Me: Well, anyone can say anything about our hospital because it's their right to do that. But, no, if I wanted to check from work, I wouldn't know.

Reporter: Hey, if I ever come across anything, I'll let you know!

Me: Gosh. Thanks.

I follow a group of people on Twitter who are so incredibly smart, well informed, and sharing that I'm constantly learning from them via their Tweets. When I first came to this health system, I noticed that Twitter was one of the blocked sites. When I asked our IT guy to see if I could have it added to my "safe" list, he got back to me with this funny answer, "Sherry, Twitter is listed as a 'match making' site, so we can't okay it. I thought you were dating someone?"

Great. So not only was I blocked, the IT guy thinks I'm trying to hook up while at the office. So, now I post to Twitter through text on my personal phone and I read using my company BlackBerry (but can't post through BB because its Java function has been disabled). It's worth it to me to have access to the group I'm following – I learn something almost every day – but it's so convoluted!

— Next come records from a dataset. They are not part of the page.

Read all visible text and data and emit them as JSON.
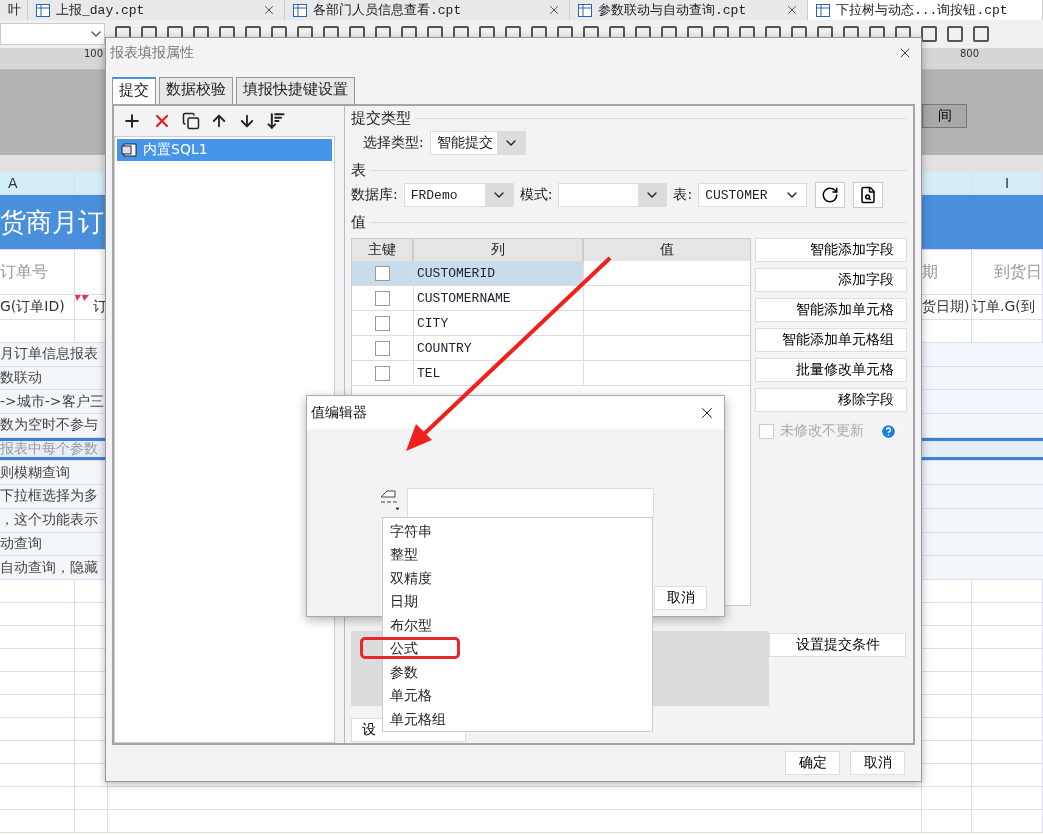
{
  "app_tabs": [
    {
      "kind": "partial",
      "label": "叶",
      "selected": false
    },
    {
      "kind": "file",
      "label": "上报_day.cpt",
      "selected": false
    },
    {
      "kind": "file",
      "label": "各部门人员信息查看.cpt",
      "selected": false
    },
    {
      "kind": "file",
      "label": "参数联动与自动查询.cpt",
      "selected": false
    },
    {
      "kind": "file",
      "label": "下拉树与动态...询按钮.cpt",
      "selected": true
    }
  ],
  "ruler": [
    "100",
    "800"
  ],
  "query_button": "间",
  "sheet": {
    "column_headers": [
      "A",
      "I"
    ],
    "title": "货商月订",
    "header_row": [
      "订单号",
      "期",
      "到货日"
    ],
    "field_row": [
      "G(订单ID)",
      "订",
      "货日期)",
      "订单.G(到"
    ],
    "notes": [
      {
        "text": "月订单信息报表",
        "highlighted": false
      },
      {
        "text": "数联动",
        "highlighted": false
      },
      {
        "text": "->城市->客户三",
        "highlighted": false
      },
      {
        "text": "数为空时不参与",
        "highlighted": false
      },
      {
        "text": "报表中每个参数",
        "highlighted": true
      },
      {
        "text": "则模糊查询",
        "highlighted": false
      },
      {
        "text": "下拉框选择为多",
        "highlighted": false
      },
      {
        "text": "，这个功能表示",
        "highlighted": false
      },
      {
        "text": "动查询",
        "highlighted": false
      },
      {
        "text": "自动查询，隐藏",
        "highlighted": false
      }
    ]
  },
  "dialog": {
    "title": "报表填报属性",
    "tabs": [
      {
        "label": "提交",
        "selected": true
      },
      {
        "label": "数据校验",
        "selected": false
      },
      {
        "label": "填报快捷键设置",
        "selected": false
      }
    ],
    "submissions": [
      {
        "label": "内置SQL1",
        "selected": true
      }
    ],
    "submit_type": {
      "group": "提交类型",
      "label": "选择类型:",
      "value": "智能提交"
    },
    "table": {
      "group": "表",
      "database_label": "数据库:",
      "database": "FRDemo",
      "schema_label": "模式:",
      "table_label": "表:",
      "table": "CUSTOMER"
    },
    "values": {
      "group": "值",
      "columns": [
        "主键",
        "列",
        "值"
      ],
      "rows": [
        {
          "column": "CUSTOMERID",
          "checked": false,
          "selected": true
        },
        {
          "column": "CUSTOMERNAME",
          "checked": false,
          "selected": false
        },
        {
          "column": "CITY",
          "checked": false,
          "selected": false
        },
        {
          "column": "COUNTRY",
          "checked": false,
          "selected": false
        },
        {
          "column": "TEL",
          "checked": false,
          "selected": false
        }
      ],
      "actions": [
        "智能添加字段",
        "添加字段",
        "智能添加单元格",
        "智能添加单元格组",
        "批量修改单元格",
        "移除字段"
      ],
      "skip_unchanged": {
        "label": "未修改不更新",
        "checked": false,
        "disabled": true
      }
    },
    "condition_button": "设置提交条件",
    "partial_button": "设",
    "footer_buttons": [
      "确定",
      "取消"
    ]
  },
  "value_editor": {
    "title": "值编辑器",
    "cancel": "取消",
    "type_options": [
      {
        "label": "字符串",
        "annotated": false
      },
      {
        "label": "整型",
        "annotated": false
      },
      {
        "label": "双精度",
        "annotated": false
      },
      {
        "label": "日期",
        "annotated": false
      },
      {
        "label": "布尔型",
        "annotated": false
      },
      {
        "label": "公式",
        "annotated": true
      },
      {
        "label": "参数",
        "annotated": false
      },
      {
        "label": "单元格",
        "annotated": false
      },
      {
        "label": "单元格组",
        "annotated": false
      }
    ]
  }
}
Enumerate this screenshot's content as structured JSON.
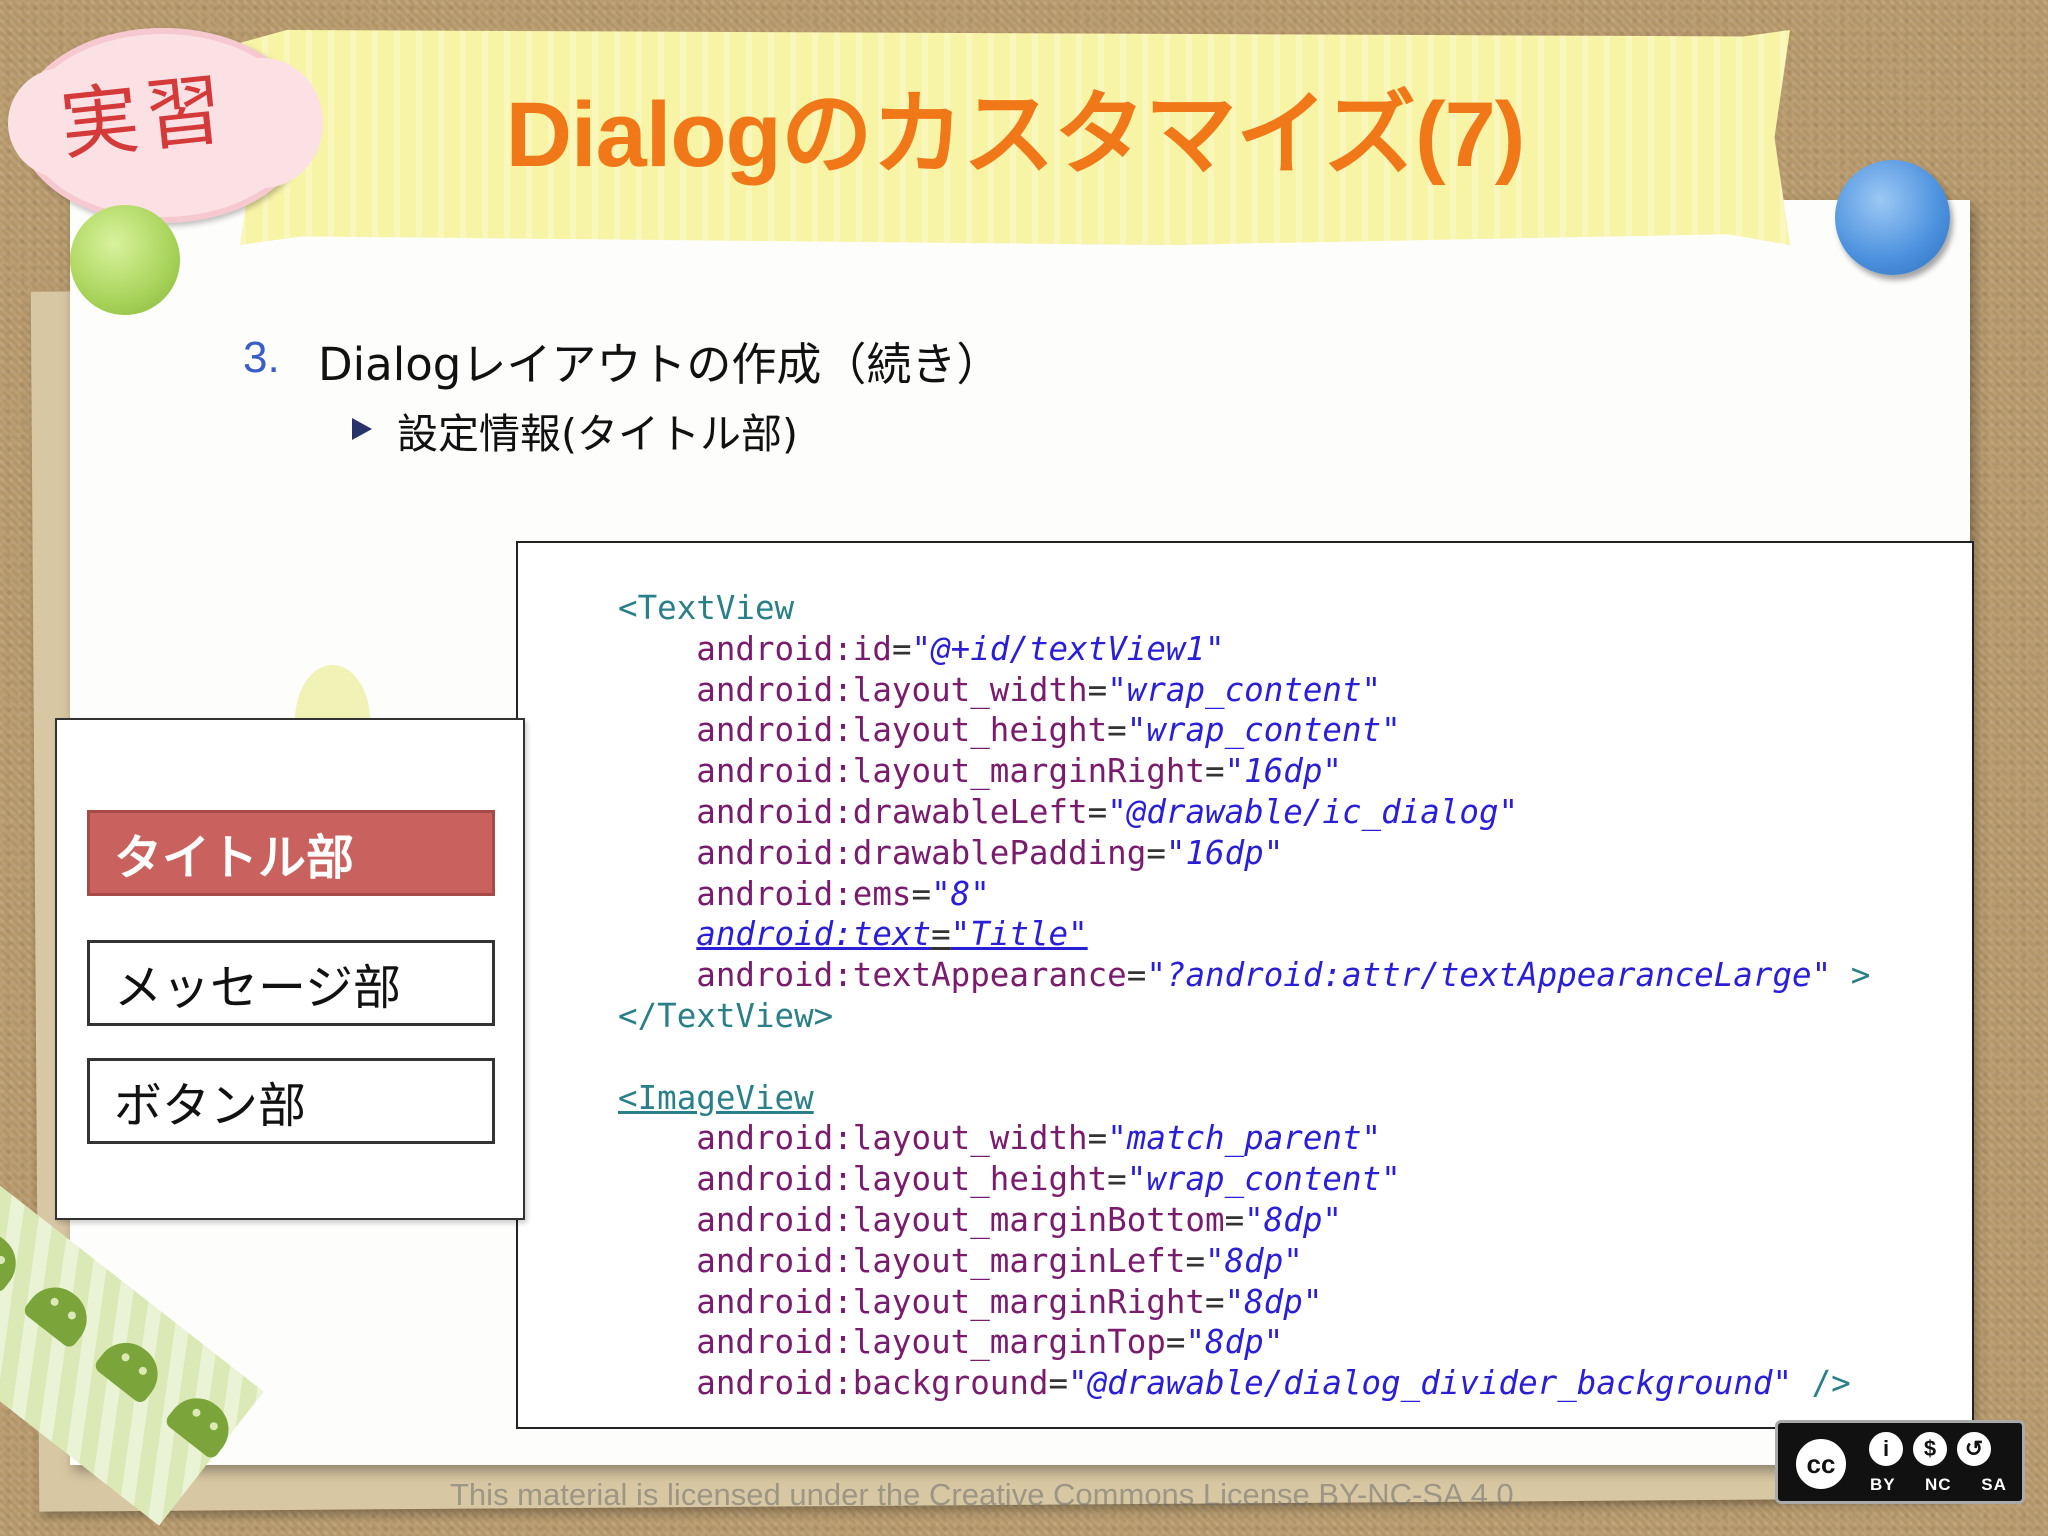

If you want another take on the "Blocking" visit Shel Holtz's campaign against corporate blocking. For me, being blocked from sites is a pain but not really a huge hindrance to my work. For a lot of people though, it can be a real strain. Shel's got a great source of information about it on Stop Blocking!

I'm interested to hear your thoughts on blocking. Has blocking been a strain on your professional time? At what point can employees be trusted to not abuse the system by hours of shopping online or chatting with friends?

What do you think?

Wednesday, April 02, 2008

New Media, New Influencers & Implications for PR

The Society for New Communications Research has released the results of its study, "New Media, New Influencers & Implications for the Public Relations Profession." You can download the whitepaper online. Below is quoted from the executive summary:

Public relations professionals today are confronted with an astounding array of new communications channels. Internet-based social media tools like blogs, podcasts, online video and social networks are giving voice to the opinions of millions of consumers. While mainstream media continues to play a vital role in the dissemination of information, even these traditional channels are increasingly being influenced by online conversations.

The "new influencers" are beginning to tear at the fabric of corporate communications and marketing as they have existed for 100 years, giving rise to a new style characterized by conversation and community.

The Society for New Communications Research set out to conduct an examination of how influence patterns are changing and how communications professionals are addressing those changes by adopting social media. The goals were to discover how organizations:

  • Define new influencers;
  • Communicate and create relationships with them;
  • Use social media to create influence; and
  • Measure the effects of these efforts.

The larger goal of the study was to use these discoveries to offer a set of recommendations to professional communicators.

This is quite a thought-proving report. I urge you to read it and see how the findings compare to how your organization is approaching and measuring social media impacts.